Turn a minus to a plus
Throughout my career, and my life, I was faced with assignments that on the outset seemed to be off target from where I wanted to be. Rather than complain about my job and focus on the negative, I searched for the upside and looked for ways to use those assignments to better myself.
A real downside to the Pentagon was that duty there is a “desk job”. BUT that minus could be turned into a plus by joining the Pentagon Athletic Club. It was fully equipped: a swimming pool, handball courts, weights, a steam room, lockers, and a snack bar facility—built underground just outside the 8th corridor about a 50-yard walk from my office. I tried to get down there daily; played handball or took a run over to the Lincoln Memorial and back. I kept in great shape and it helped to keep the pressure down in the Boiler Room activity of day-to-day work.
Find the opportunity to grow and excel in every job/task. Remember that in every task you have the opportunity to impress or not impress someone.
In Japan on Occupation Duty, I was put in charge of a major construction project building and supervising troops barracks, etc. without speaking Japanese or understanding engineering designs. I realized this was a chance to learn a new language, and finally understand the esoteric principles of engineering by applying it hands on. Here was my task:
- Construction of Barracks for 2700 troops and Mess (Dining Halls), Kitchens,
- Living quarters and a dining hall for Bachelor Officers.
- A Water Plant and Water Supply System.
- A Sewage Disposal plant and disposal piping,
- 210 residences for American families,
- Seven Boiler Houses and facilities to steam heat all buildings, and
- 14 miles of paved roads with Drainage systems.
I was an Infantry Lieutenant who had never broken the code at West Point on the cryptic, arcane mysteries of anything dealing with Engineering – except surveying.

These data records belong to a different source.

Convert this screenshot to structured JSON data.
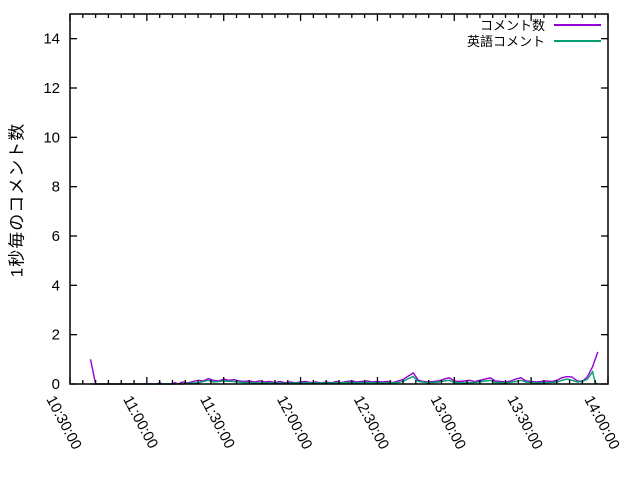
{
  "chart_data": {
    "type": "line",
    "title": "",
    "xlabel": "",
    "ylabel": "1秒毎のコメント数",
    "background_color": "#ffffff",
    "text_color": "#000000",
    "border_color": "#000000",
    "grid": false,
    "legend_position": "top-right",
    "ylim": [
      0,
      15
    ],
    "y_ticks": [
      0,
      2,
      4,
      6,
      8,
      10,
      12,
      14
    ],
    "x_range": [
      "10:30:00",
      "14:00:00"
    ],
    "x_tick_labels": [
      "10:30:00",
      "11:00:00",
      "11:30:00",
      "12:00:00",
      "12:30:00",
      "13:00:00",
      "13:30:00",
      "14:00:00"
    ],
    "x_major_tick_minutes": 30,
    "x_minor_tick_minutes": 5,
    "series": [
      {
        "name": "コメント数",
        "color": "#9400d3",
        "points": [
          [
            "10:38",
            1.0
          ],
          [
            "10:40",
            0
          ],
          [
            "11:04",
            0
          ],
          [
            "11:05",
            0.06
          ],
          [
            "11:06",
            0
          ],
          [
            "11:10",
            0
          ],
          [
            "11:11",
            0.06
          ],
          [
            "11:12",
            0
          ],
          [
            "11:14",
            0.08
          ],
          [
            "11:16",
            0.04
          ],
          [
            "11:18",
            0.1
          ],
          [
            "11:20",
            0.15
          ],
          [
            "11:22",
            0.12
          ],
          [
            "11:24",
            0.22
          ],
          [
            "11:26",
            0.15
          ],
          [
            "11:28",
            0.12
          ],
          [
            "11:30",
            0.2
          ],
          [
            "11:32",
            0.15
          ],
          [
            "11:34",
            0.18
          ],
          [
            "11:36",
            0.12
          ],
          [
            "11:38",
            0.1
          ],
          [
            "11:40",
            0.12
          ],
          [
            "11:42",
            0.08
          ],
          [
            "11:44",
            0.12
          ],
          [
            "11:46",
            0.08
          ],
          [
            "11:48",
            0.1
          ],
          [
            "11:50",
            0.06
          ],
          [
            "11:52",
            0.1
          ],
          [
            "11:54",
            0.05
          ],
          [
            "11:56",
            0.08
          ],
          [
            "11:58",
            0.05
          ],
          [
            "12:00",
            0.08
          ],
          [
            "12:02",
            0.1
          ],
          [
            "12:04",
            0.06
          ],
          [
            "12:06",
            0.08
          ],
          [
            "12:08",
            0.04
          ],
          [
            "12:10",
            0.08
          ],
          [
            "12:12",
            0.05
          ],
          [
            "12:14",
            0.1
          ],
          [
            "12:16",
            0.06
          ],
          [
            "12:18",
            0.1
          ],
          [
            "12:20",
            0.12
          ],
          [
            "12:22",
            0.08
          ],
          [
            "12:24",
            0.1
          ],
          [
            "12:26",
            0.12
          ],
          [
            "12:28",
            0.08
          ],
          [
            "12:30",
            0.1
          ],
          [
            "12:32",
            0.08
          ],
          [
            "12:34",
            0.1
          ],
          [
            "12:36",
            0.06
          ],
          [
            "12:38",
            0.12
          ],
          [
            "12:40",
            0.18
          ],
          [
            "12:42",
            0.32
          ],
          [
            "12:44",
            0.45
          ],
          [
            "12:46",
            0.15
          ],
          [
            "12:48",
            0.1
          ],
          [
            "12:50",
            0.08
          ],
          [
            "12:52",
            0.1
          ],
          [
            "12:54",
            0.12
          ],
          [
            "12:56",
            0.2
          ],
          [
            "12:58",
            0.25
          ],
          [
            "13:00",
            0.12
          ],
          [
            "13:02",
            0.1
          ],
          [
            "13:04",
            0.12
          ],
          [
            "13:06",
            0.15
          ],
          [
            "13:08",
            0.1
          ],
          [
            "13:10",
            0.15
          ],
          [
            "13:12",
            0.2
          ],
          [
            "13:14",
            0.25
          ],
          [
            "13:16",
            0.12
          ],
          [
            "13:18",
            0.1
          ],
          [
            "13:20",
            0.08
          ],
          [
            "13:22",
            0.12
          ],
          [
            "13:24",
            0.2
          ],
          [
            "13:26",
            0.25
          ],
          [
            "13:28",
            0.12
          ],
          [
            "13:30",
            0.1
          ],
          [
            "13:32",
            0.08
          ],
          [
            "13:34",
            0.1
          ],
          [
            "13:36",
            0.12
          ],
          [
            "13:38",
            0.1
          ],
          [
            "13:40",
            0.15
          ],
          [
            "13:42",
            0.25
          ],
          [
            "13:44",
            0.3
          ],
          [
            "13:46",
            0.28
          ],
          [
            "13:48",
            0.12
          ],
          [
            "13:50",
            0.1
          ],
          [
            "13:52",
            0.3
          ],
          [
            "13:54",
            0.7
          ],
          [
            "13:56",
            1.3
          ]
        ]
      },
      {
        "name": "英語コメント",
        "color": "#009e73",
        "points": [
          [
            "10:38",
            0
          ],
          [
            "11:14",
            0
          ],
          [
            "11:18",
            0.04
          ],
          [
            "11:20",
            0.05
          ],
          [
            "11:24",
            0.15
          ],
          [
            "11:26",
            0.08
          ],
          [
            "11:30",
            0.12
          ],
          [
            "11:34",
            0.1
          ],
          [
            "11:38",
            0.06
          ],
          [
            "11:42",
            0.05
          ],
          [
            "11:46",
            0.04
          ],
          [
            "11:50",
            0.04
          ],
          [
            "11:54",
            0.03
          ],
          [
            "11:58",
            0.04
          ],
          [
            "12:02",
            0.05
          ],
          [
            "12:06",
            0.04
          ],
          [
            "12:10",
            0.04
          ],
          [
            "12:14",
            0.05
          ],
          [
            "12:18",
            0.06
          ],
          [
            "12:22",
            0.05
          ],
          [
            "12:26",
            0.06
          ],
          [
            "12:30",
            0.05
          ],
          [
            "12:34",
            0.05
          ],
          [
            "12:38",
            0.06
          ],
          [
            "12:40",
            0.1
          ],
          [
            "12:42",
            0.22
          ],
          [
            "12:44",
            0.3
          ],
          [
            "12:46",
            0.1
          ],
          [
            "12:50",
            0.05
          ],
          [
            "12:54",
            0.08
          ],
          [
            "12:56",
            0.12
          ],
          [
            "12:58",
            0.15
          ],
          [
            "13:00",
            0.06
          ],
          [
            "13:04",
            0.05
          ],
          [
            "13:08",
            0.06
          ],
          [
            "13:12",
            0.12
          ],
          [
            "13:14",
            0.15
          ],
          [
            "13:16",
            0.06
          ],
          [
            "13:20",
            0.05
          ],
          [
            "13:24",
            0.1
          ],
          [
            "13:26",
            0.15
          ],
          [
            "13:28",
            0.08
          ],
          [
            "13:32",
            0.05
          ],
          [
            "13:36",
            0.05
          ],
          [
            "13:40",
            0.08
          ],
          [
            "13:42",
            0.15
          ],
          [
            "13:44",
            0.2
          ],
          [
            "13:46",
            0.15
          ],
          [
            "13:48",
            0.08
          ],
          [
            "13:50",
            0.1
          ],
          [
            "13:52",
            0.2
          ],
          [
            "13:54",
            0.5
          ],
          [
            "13:55",
            0.05
          ],
          [
            "13:56",
            0
          ]
        ]
      }
    ]
  }
}
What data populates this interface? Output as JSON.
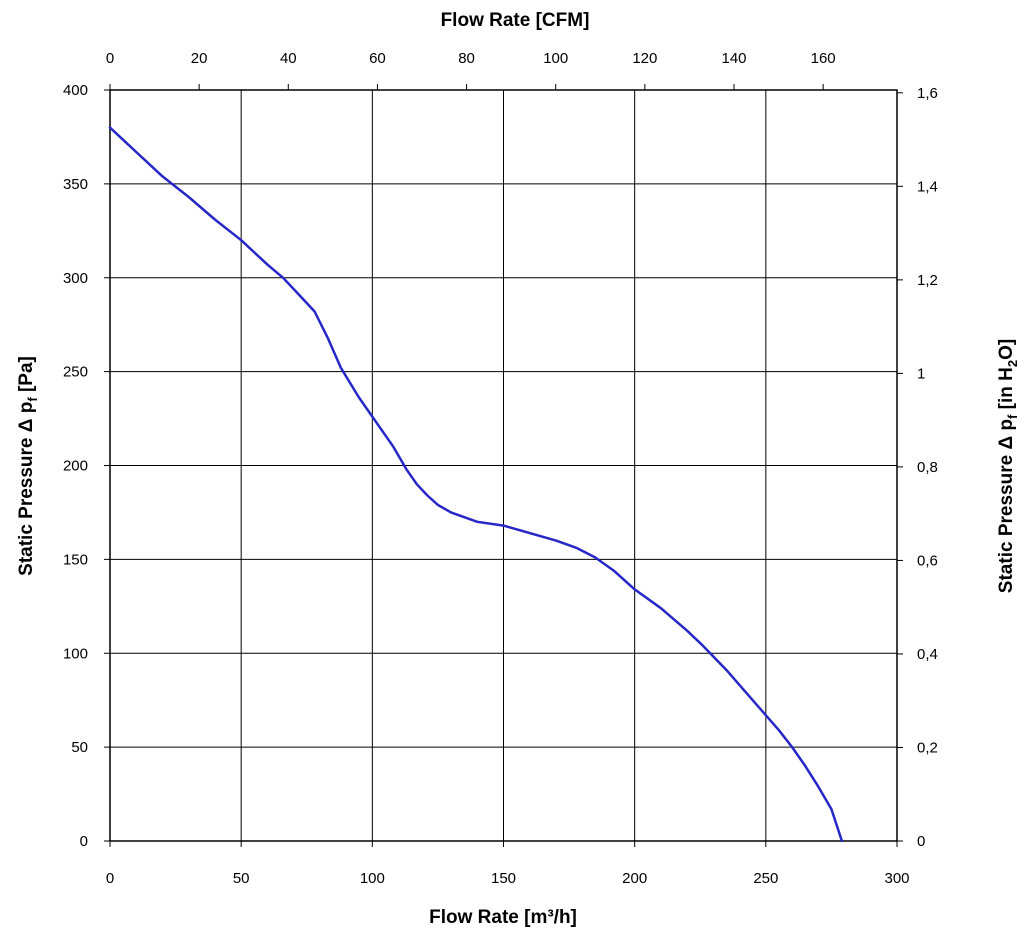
{
  "chart_data": {
    "type": "line",
    "title": "",
    "x_bottom": {
      "label": "Flow Rate [m³/h]",
      "range": [
        0,
        300
      ],
      "ticks": [
        "0",
        "50",
        "100",
        "150",
        "200",
        "250",
        "300"
      ]
    },
    "x_top": {
      "label": "Flow Rate [CFM]",
      "range": [
        0,
        176.57
      ],
      "ticks": [
        "0",
        "20",
        "40",
        "60",
        "80",
        "100",
        "120",
        "140",
        "160"
      ]
    },
    "y_left": {
      "label_main": "Static Pressure Δ p",
      "label_sub": "f",
      "label_unit": " [Pa]",
      "range": [
        0,
        400
      ],
      "ticks": [
        "0",
        "50",
        "100",
        "150",
        "200",
        "250",
        "300",
        "350",
        "400"
      ]
    },
    "y_right": {
      "label_main": "Static Pressure Δ p",
      "label_sub": "f",
      "label_unit_pre": " [in H",
      "label_unit_sub": "2",
      "label_unit_post": "O]",
      "range": [
        0,
        1.606
      ],
      "ticks": [
        "0",
        "0,2",
        "0,4",
        "0,6",
        "0,8",
        "1",
        "1,2",
        "1,4",
        "1,6"
      ]
    },
    "grid": true,
    "series": [
      {
        "color": "#2727c8",
        "x": [
          0,
          10,
          20,
          30,
          40,
          50,
          60,
          66,
          72,
          78,
          83,
          88,
          95,
          102,
          108,
          113,
          117,
          121,
          125,
          130,
          140,
          150,
          155,
          160,
          170,
          178,
          185,
          192,
          200,
          210,
          220,
          226,
          235,
          245,
          255,
          260,
          265,
          270,
          275,
          279
        ],
        "y": [
          380,
          367,
          354,
          343,
          331,
          320,
          307,
          300,
          291,
          282,
          268,
          252,
          236,
          222,
          210,
          198,
          190,
          184,
          179,
          175,
          170,
          168,
          166,
          164,
          160,
          156,
          151,
          144,
          134,
          124,
          112,
          104,
          91,
          75,
          59,
          50,
          40,
          29,
          17,
          0
        ]
      }
    ]
  }
}
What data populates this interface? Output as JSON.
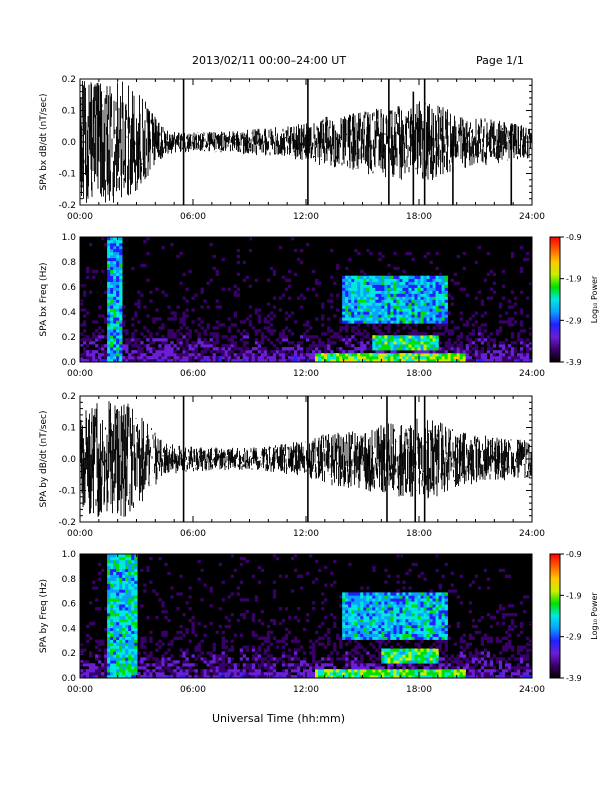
{
  "header": {
    "title": "2013/02/11  00:00–24:00 UT",
    "page": "Page 1/1"
  },
  "footer": {
    "xlabel": "Universal Time (hh:mm)"
  },
  "colors": {
    "trace": "#000000",
    "spectrogram_background": "#000000",
    "colormap": [
      "#000000",
      "#3a006a",
      "#6a1fd6",
      "#2020ff",
      "#0aa0ff",
      "#00e8e0",
      "#00e000",
      "#c8f000",
      "#ffc800",
      "#ff6000",
      "#ff0000"
    ]
  },
  "chart_data": [
    {
      "type": "line",
      "ylabel": "SPA bx dB/dt (nT/sec)",
      "xlim": [
        0,
        24
      ],
      "ylim": [
        -0.2,
        0.2
      ],
      "xticks": [
        "00:00",
        "06:00",
        "12:00",
        "18:00",
        "24:00"
      ],
      "yticks": [
        "-0.2",
        "-0.1",
        "0.0",
        "0.1",
        "0.2"
      ],
      "envelope": {
        "hours": [
          0,
          1,
          2,
          3,
          3.8,
          4.5,
          6,
          8,
          10,
          12,
          13,
          15,
          17,
          18,
          19,
          20,
          22,
          24
        ],
        "amplitude": [
          0.2,
          0.2,
          0.2,
          0.17,
          0.1,
          0.04,
          0.03,
          0.035,
          0.045,
          0.06,
          0.08,
          0.1,
          0.12,
          0.13,
          0.12,
          0.09,
          0.07,
          0.05
        ]
      },
      "spikes": [
        {
          "hour": 5.5,
          "low": -0.2,
          "high": 0.2
        },
        {
          "hour": 12.1,
          "low": -0.2,
          "high": 0.2
        },
        {
          "hour": 16.4,
          "low": -0.2,
          "high": 0.2
        },
        {
          "hour": 17.7,
          "low": -0.2,
          "high": 0.16
        },
        {
          "hour": 18.3,
          "low": -0.2,
          "high": 0.2
        },
        {
          "hour": 19.8,
          "low": -0.2,
          "high": 0.05
        },
        {
          "hour": 22.9,
          "low": -0.2,
          "high": 0.05
        }
      ]
    },
    {
      "type": "heatmap",
      "ylabel": "SPA bx Freq (Hz)",
      "xlim": [
        0,
        24
      ],
      "ylim": [
        0,
        1.0
      ],
      "xticks": [
        "00:00",
        "06:00",
        "12:00",
        "18:00",
        "24:00"
      ],
      "yticks": [
        "0.0",
        "0.2",
        "0.4",
        "0.6",
        "0.8",
        "1.0"
      ],
      "colorbar": {
        "label": "Log₁₀ Power",
        "min": -3.9,
        "max": -0.9,
        "ticks": [
          "-0.9",
          "-1.9",
          "-2.9",
          "-3.9"
        ]
      },
      "features": [
        {
          "hours": [
            1.5,
            2.2
          ],
          "freq": [
            0.0,
            1.0
          ],
          "level": -2.6
        },
        {
          "hours": [
            14.0,
            19.5
          ],
          "freq": [
            0.3,
            0.68
          ],
          "level": -2.6
        },
        {
          "hours": [
            15.5,
            19.0
          ],
          "freq": [
            0.1,
            0.22
          ],
          "level": -2.3
        },
        {
          "hours": [
            12.5,
            20.5
          ],
          "freq": [
            0.0,
            0.06
          ],
          "level": -2.0
        }
      ]
    },
    {
      "type": "line",
      "ylabel": "SPA by dB/dt (nT/sec)",
      "xlim": [
        0,
        24
      ],
      "ylim": [
        -0.2,
        0.2
      ],
      "xticks": [
        "00:00",
        "06:00",
        "12:00",
        "18:00",
        "24:00"
      ],
      "yticks": [
        "-0.2",
        "-0.1",
        "0.0",
        "0.1",
        "0.2"
      ],
      "envelope": {
        "hours": [
          0,
          1,
          2,
          3,
          3.8,
          4.5,
          6,
          8,
          10,
          12,
          13,
          15,
          17,
          18,
          19,
          20,
          22,
          24
        ],
        "amplitude": [
          0.16,
          0.19,
          0.2,
          0.16,
          0.1,
          0.05,
          0.04,
          0.035,
          0.04,
          0.06,
          0.08,
          0.1,
          0.12,
          0.13,
          0.12,
          0.09,
          0.07,
          0.06
        ]
      },
      "spikes": [
        {
          "hour": 5.5,
          "low": -0.2,
          "high": 0.2
        },
        {
          "hour": 12.1,
          "low": -0.2,
          "high": 0.2
        },
        {
          "hour": 16.3,
          "low": -0.2,
          "high": 0.2
        },
        {
          "hour": 17.8,
          "low": -0.2,
          "high": 0.2
        },
        {
          "hour": 18.3,
          "low": -0.2,
          "high": 0.2
        }
      ]
    },
    {
      "type": "heatmap",
      "ylabel": "SPA by Freq (Hz)",
      "xlim": [
        0,
        24
      ],
      "ylim": [
        0,
        1.0
      ],
      "xticks": [
        "00:00",
        "06:00",
        "12:00",
        "18:00",
        "24:00"
      ],
      "yticks": [
        "0.0",
        "0.2",
        "0.4",
        "0.6",
        "0.8",
        "1.0"
      ],
      "colorbar": {
        "label": "Log₁₀ Power",
        "min": -3.9,
        "max": -0.9,
        "ticks": [
          "-0.9",
          "-1.9",
          "-2.9",
          "-3.9"
        ]
      },
      "features": [
        {
          "hours": [
            1.5,
            3.0
          ],
          "freq": [
            0.0,
            1.0
          ],
          "level": -2.5
        },
        {
          "hours": [
            14.0,
            19.5
          ],
          "freq": [
            0.3,
            0.68
          ],
          "level": -2.6
        },
        {
          "hours": [
            16.0,
            19.0
          ],
          "freq": [
            0.12,
            0.24
          ],
          "level": -2.2
        },
        {
          "hours": [
            12.5,
            20.5
          ],
          "freq": [
            0.0,
            0.06
          ],
          "level": -2.1
        }
      ]
    }
  ]
}
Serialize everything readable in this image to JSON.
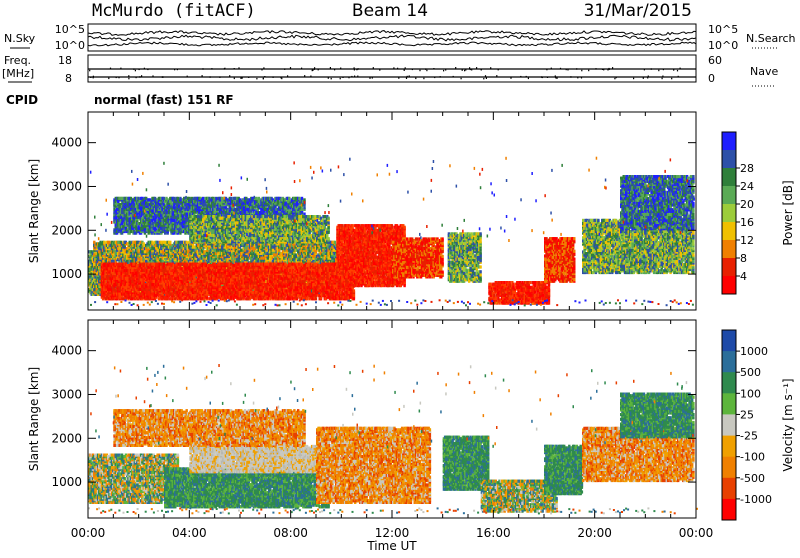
{
  "header": {
    "station": "McMurdo (fitACF)",
    "beam": "Beam 14",
    "date": "31/Mar/2015"
  },
  "aux_labels": {
    "nsky": "N.Sky",
    "nsearch": "N.Search",
    "freq": "Freq.",
    "mhz": "[MHz]",
    "cpid": "CPID",
    "nave": "Nave",
    "cpid_text": "normal (fast) 151 RF",
    "noise_hi_left": "10^5",
    "noise_lo_left": "10^0",
    "noise_hi_right": "10^5",
    "noise_lo_right": "10^0",
    "freq_hi": "18",
    "freq_lo": "8",
    "nave_hi": "60",
    "nave_lo": "0"
  },
  "chart_data": [
    {
      "type": "heatmap",
      "title": "",
      "xlabel": "Time UT",
      "ylabel": "Slant Range [km]",
      "x_ticks": [
        "00:00",
        "04:00",
        "08:00",
        "12:00",
        "16:00",
        "20:00",
        "00:00"
      ],
      "x_range_hours": [
        0,
        24
      ],
      "y_ticks": [
        1000,
        2000,
        3000,
        4000
      ],
      "ylim": [
        180,
        4700
      ],
      "colorbar": {
        "label": "Power [dB]",
        "ticks": [
          "4",
          "8",
          "12",
          "16",
          "20",
          "24",
          "28"
        ],
        "colors": [
          "#1f1fff",
          "#2d50a8",
          "#2f7f3a",
          "#5aaa55",
          "#9ccc3a",
          "#f0c000",
          "#f08000",
          "#e82000",
          "#ff0000"
        ]
      }
    },
    {
      "type": "heatmap",
      "title": "",
      "xlabel": "Time UT",
      "ylabel": "Slant Range [km]",
      "x_ticks": [
        "00:00",
        "04:00",
        "08:00",
        "12:00",
        "16:00",
        "20:00",
        "00:00"
      ],
      "x_range_hours": [
        0,
        24
      ],
      "y_ticks": [
        1000,
        2000,
        3000,
        4000
      ],
      "ylim": [
        180,
        4700
      ],
      "colorbar": {
        "label": "Velocity [m s⁻¹]",
        "ticks": [
          "1000",
          "500",
          "100",
          "25",
          "-25",
          "-100",
          "-500",
          "-1000"
        ],
        "colors": [
          "#1e4aa8",
          "#2b6e9a",
          "#2f8a4e",
          "#5db53c",
          "#c8c8c0",
          "#f0a000",
          "#f08000",
          "#e84000",
          "#ff0000"
        ]
      }
    }
  ],
  "scatter_regions": {
    "power": [
      {
        "t0": 0.0,
        "t1": 0.7,
        "r0": 500,
        "r1": 1500,
        "lvl": "mid"
      },
      {
        "t0": 0.2,
        "t1": 9.8,
        "r0": 500,
        "r1": 1700,
        "lvl": "ring"
      },
      {
        "t0": 0.5,
        "t1": 10.5,
        "r0": 400,
        "r1": 1200,
        "lvl": "core"
      },
      {
        "t0": 1.0,
        "t1": 8.5,
        "r0": 1900,
        "r1": 2700,
        "lvl": "weak"
      },
      {
        "t0": 4.0,
        "t1": 9.5,
        "r0": 1700,
        "r1": 2300,
        "lvl": "mid"
      },
      {
        "t0": 9.8,
        "t1": 12.5,
        "r0": 700,
        "r1": 2100,
        "lvl": "core"
      },
      {
        "t0": 12.0,
        "t1": 14.0,
        "r0": 900,
        "r1": 1800,
        "lvl": "hot"
      },
      {
        "t0": 14.2,
        "t1": 15.5,
        "r0": 800,
        "r1": 1900,
        "lvl": "mid"
      },
      {
        "t0": 15.8,
        "t1": 18.2,
        "r0": 300,
        "r1": 800,
        "lvl": "core"
      },
      {
        "t0": 18.0,
        "t1": 19.2,
        "r0": 800,
        "r1": 1800,
        "lvl": "hot"
      },
      {
        "t0": 19.5,
        "t1": 23.9,
        "r0": 1000,
        "r1": 2200,
        "lvl": "mid"
      },
      {
        "t0": 21.0,
        "t1": 23.9,
        "r0": 2000,
        "r1": 3200,
        "lvl": "weak"
      }
    ],
    "velocity": [
      {
        "t0": 0.0,
        "t1": 3.5,
        "r0": 500,
        "r1": 1600,
        "lvl": "mix"
      },
      {
        "t0": 3.0,
        "t1": 9.5,
        "r0": 400,
        "r1": 1300,
        "lvl": "grn"
      },
      {
        "t0": 4.0,
        "t1": 9.5,
        "r0": 1200,
        "r1": 1800,
        "lvl": "grey"
      },
      {
        "t0": 1.0,
        "t1": 8.5,
        "r0": 1800,
        "r1": 2600,
        "lvl": "org"
      },
      {
        "t0": 9.0,
        "t1": 13.5,
        "r0": 500,
        "r1": 2200,
        "lvl": "org"
      },
      {
        "t0": 14.0,
        "t1": 15.8,
        "r0": 800,
        "r1": 2000,
        "lvl": "grn"
      },
      {
        "t0": 15.5,
        "t1": 18.5,
        "r0": 300,
        "r1": 1000,
        "lvl": "mix"
      },
      {
        "t0": 18.0,
        "t1": 19.5,
        "r0": 700,
        "r1": 1800,
        "lvl": "grn"
      },
      {
        "t0": 19.5,
        "t1": 23.9,
        "r0": 1000,
        "r1": 2200,
        "lvl": "org"
      },
      {
        "t0": 21.0,
        "t1": 23.9,
        "r0": 2000,
        "r1": 3000,
        "lvl": "grn"
      }
    ]
  }
}
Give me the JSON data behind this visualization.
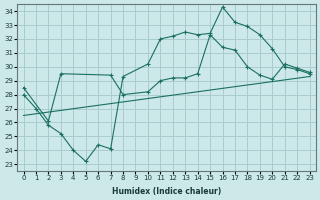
{
  "xlabel": "Humidex (Indice chaleur)",
  "background_color": "#cce8e8",
  "grid_color": "#aacccc",
  "line_color": "#1a7060",
  "xlim": [
    -0.5,
    23.5
  ],
  "ylim": [
    22.5,
    34.5
  ],
  "xticks": [
    0,
    1,
    2,
    3,
    4,
    5,
    6,
    7,
    8,
    9,
    10,
    11,
    12,
    13,
    14,
    15,
    16,
    17,
    18,
    19,
    20,
    21,
    22,
    23
  ],
  "yticks": [
    23,
    24,
    25,
    26,
    27,
    28,
    29,
    30,
    31,
    32,
    33,
    34
  ],
  "line1_x": [
    0,
    1,
    2,
    3,
    4,
    5,
    6,
    7,
    8,
    10,
    11,
    12,
    13,
    14,
    15,
    16,
    17,
    18,
    19,
    20,
    21,
    22,
    23
  ],
  "line1_y": [
    28.0,
    27.0,
    25.8,
    25.2,
    24.0,
    23.2,
    24.4,
    24.1,
    29.3,
    30.2,
    32.0,
    32.2,
    32.5,
    32.3,
    32.4,
    34.3,
    33.2,
    32.9,
    32.3,
    31.3,
    30.0,
    29.8,
    29.5
  ],
  "line2_x": [
    0,
    2,
    3,
    7,
    8,
    10,
    11,
    12,
    13,
    14,
    15,
    16,
    17,
    18,
    19,
    20,
    21,
    22,
    23
  ],
  "line2_y": [
    28.5,
    26.1,
    29.5,
    29.4,
    28.0,
    28.2,
    29.0,
    29.2,
    29.2,
    29.5,
    32.3,
    31.4,
    31.2,
    30.0,
    29.4,
    29.1,
    30.2,
    29.9,
    29.6
  ],
  "line3_x": [
    0,
    23
  ],
  "line3_y": [
    26.5,
    29.3
  ]
}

So what did I do? I hired an excellent English-speaking Japanese interpreter to help me supervise the Japanese contractors. I pulled out my Engineering manuals, which began to make more and more sense as actual construction began and took form. I began to study spoken Japanese intensely and soon was able to understand and converse to a limited extent in that language, immersed as I was all day with the Contractors. It was fun! Then, when it was all built, the General made me the Post Engineer – responsible and accountable for maintenance of several million dollars of Army property. I did that job for a few months –still a lieutenant–until an Engineer Major took over and I went back to duty with the troops in “E” Co.